第12話『一方、事務所では』

 草田に連絡が入る。


 スマホを取り出して中身を確認すると、差し出し人は【管理長】。


 普段は連絡をよこさないというのに、一体何の様だと思いながらメッセージを開くと――。


『草田くんお疲れ様。2点ほどお話をしなければならないことがあるので、できるだけ早く事務所に顔を出してください』

「えっ」

「なになに、どうしたの?」


 スマホを片手に驚く草田を前に、柿原はメイク道具を整備していたところから顔を向ける。


「まさか、彼氏とかだったりして」


 ノートに服の組み合わせを書き下ろしている目里は、自分の作業に集中しつつ茶々を入れた。

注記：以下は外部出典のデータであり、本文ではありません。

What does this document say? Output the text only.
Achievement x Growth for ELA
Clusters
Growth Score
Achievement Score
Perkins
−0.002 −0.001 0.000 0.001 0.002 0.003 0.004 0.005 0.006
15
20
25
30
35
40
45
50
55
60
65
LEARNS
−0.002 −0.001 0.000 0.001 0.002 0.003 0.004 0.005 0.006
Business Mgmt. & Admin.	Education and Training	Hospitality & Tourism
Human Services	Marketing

「もう、そんなのいるはずがないでしょ。何が悲しくって同い年の女3人で作業用の部屋で集まっているのよ」

「そりゃあ、美夜ちゃんのためでしょ」

「そんなの当たり前じゃない」


 ここは3人が自腹でお金を出し合って借りているアパートの一室。


 彼女達以外の誰も出入りしないことから、生活感を何一つ隠すことのない部屋だ。

 全員が真面目な性格ではあるが、あまりの忙しさゆえにごみを出すのを忘れたり、食べ終わった皿が台所で水を張りっぱなしになっていたりする。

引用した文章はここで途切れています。